Artificial Intelligence (AI) has been a big game-changer in all industries around the world. Low success rates, as well as multiple cycle failures for attaining successful IVF treatment, have led to the exploration of AI in the field of Assisted Reproductive Technology (ART). One of the crucial determinants for a successful IVF treatment is the quality of embryos selected for embryo transfer, which is currently a manual process where well-experienced embryologist selects embryos via visual inspection. AI-based embryo selection has major advantages over the manual selection process and now it has become the new normal for clinical embryologists worldwide. At our Centres in Delhi with this top-notch technology, we are able to increase our success rate as well as reduce the number of attempts required for conception. Also, this service helps dramatically in the decision of which embryos are worth cryopreservation to give a second fair chance at conception or for a second baby. 7 reasons why we need to opt for “AI-based embryo selection” are:
- 15% reduction in time to conceive.
With a better selection of viable embryos via AI for 1st attempt of embryo transfer, the chances of conception are higher. This allows to reduce the chances of multiple attempts as well as reduce the number of embryos transferred per cycle.

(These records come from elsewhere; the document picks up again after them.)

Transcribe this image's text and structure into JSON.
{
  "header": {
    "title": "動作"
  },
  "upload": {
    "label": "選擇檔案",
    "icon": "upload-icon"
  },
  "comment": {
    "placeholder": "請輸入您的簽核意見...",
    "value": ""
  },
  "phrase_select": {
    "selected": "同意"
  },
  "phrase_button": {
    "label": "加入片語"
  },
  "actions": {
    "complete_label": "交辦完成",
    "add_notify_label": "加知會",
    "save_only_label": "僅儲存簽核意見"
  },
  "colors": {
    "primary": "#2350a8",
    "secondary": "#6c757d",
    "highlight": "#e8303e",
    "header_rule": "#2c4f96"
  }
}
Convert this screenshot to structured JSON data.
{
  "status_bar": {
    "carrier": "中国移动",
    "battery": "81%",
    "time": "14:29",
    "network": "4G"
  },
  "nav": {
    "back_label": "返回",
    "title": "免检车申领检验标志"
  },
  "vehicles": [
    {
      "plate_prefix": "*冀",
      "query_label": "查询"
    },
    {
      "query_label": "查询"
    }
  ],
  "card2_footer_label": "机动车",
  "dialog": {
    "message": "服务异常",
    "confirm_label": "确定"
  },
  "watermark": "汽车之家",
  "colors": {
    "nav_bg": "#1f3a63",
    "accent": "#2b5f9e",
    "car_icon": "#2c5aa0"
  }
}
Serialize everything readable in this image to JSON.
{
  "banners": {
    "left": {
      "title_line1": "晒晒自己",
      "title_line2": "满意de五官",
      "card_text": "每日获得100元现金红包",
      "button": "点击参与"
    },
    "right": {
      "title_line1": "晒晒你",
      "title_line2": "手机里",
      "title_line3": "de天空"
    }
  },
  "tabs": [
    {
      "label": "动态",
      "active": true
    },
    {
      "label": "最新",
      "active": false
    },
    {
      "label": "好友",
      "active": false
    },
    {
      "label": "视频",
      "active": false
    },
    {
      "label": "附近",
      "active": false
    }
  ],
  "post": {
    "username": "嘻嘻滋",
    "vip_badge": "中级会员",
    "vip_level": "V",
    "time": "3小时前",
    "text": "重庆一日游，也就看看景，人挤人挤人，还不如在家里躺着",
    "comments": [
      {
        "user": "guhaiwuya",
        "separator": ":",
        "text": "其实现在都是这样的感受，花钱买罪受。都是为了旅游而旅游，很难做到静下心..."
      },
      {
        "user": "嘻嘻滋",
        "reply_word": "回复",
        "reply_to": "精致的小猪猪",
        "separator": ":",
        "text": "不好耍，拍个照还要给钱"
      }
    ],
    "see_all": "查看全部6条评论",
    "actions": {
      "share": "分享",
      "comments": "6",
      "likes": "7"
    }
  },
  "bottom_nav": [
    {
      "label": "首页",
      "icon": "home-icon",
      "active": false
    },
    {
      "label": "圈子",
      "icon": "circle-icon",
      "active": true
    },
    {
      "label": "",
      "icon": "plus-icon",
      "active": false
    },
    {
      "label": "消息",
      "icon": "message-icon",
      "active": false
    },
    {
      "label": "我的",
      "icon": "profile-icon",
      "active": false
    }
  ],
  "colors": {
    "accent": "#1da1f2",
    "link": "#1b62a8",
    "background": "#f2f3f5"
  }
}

- Trained tool to visualize vital morphological features
A single embryo has thousands of markers or indicators showing its potential of being a viable or non-viable embryo. During the development of AI for viable embryo selection, multiple data on embryos were collected from the best IVF clinics all over the world and compiled. This exercise led to the discovery of unknown patterns and complex features which are practically impossible to be seen by the human eye but to an AI with machine learning, it was easily able to correlate these features from different parts of embryo image. Since the embryo selection process followed by skilled clinical embryologists has quite a few limitations, AI with its deep learning combined with computer visual image processing is able to better identify all the markers better.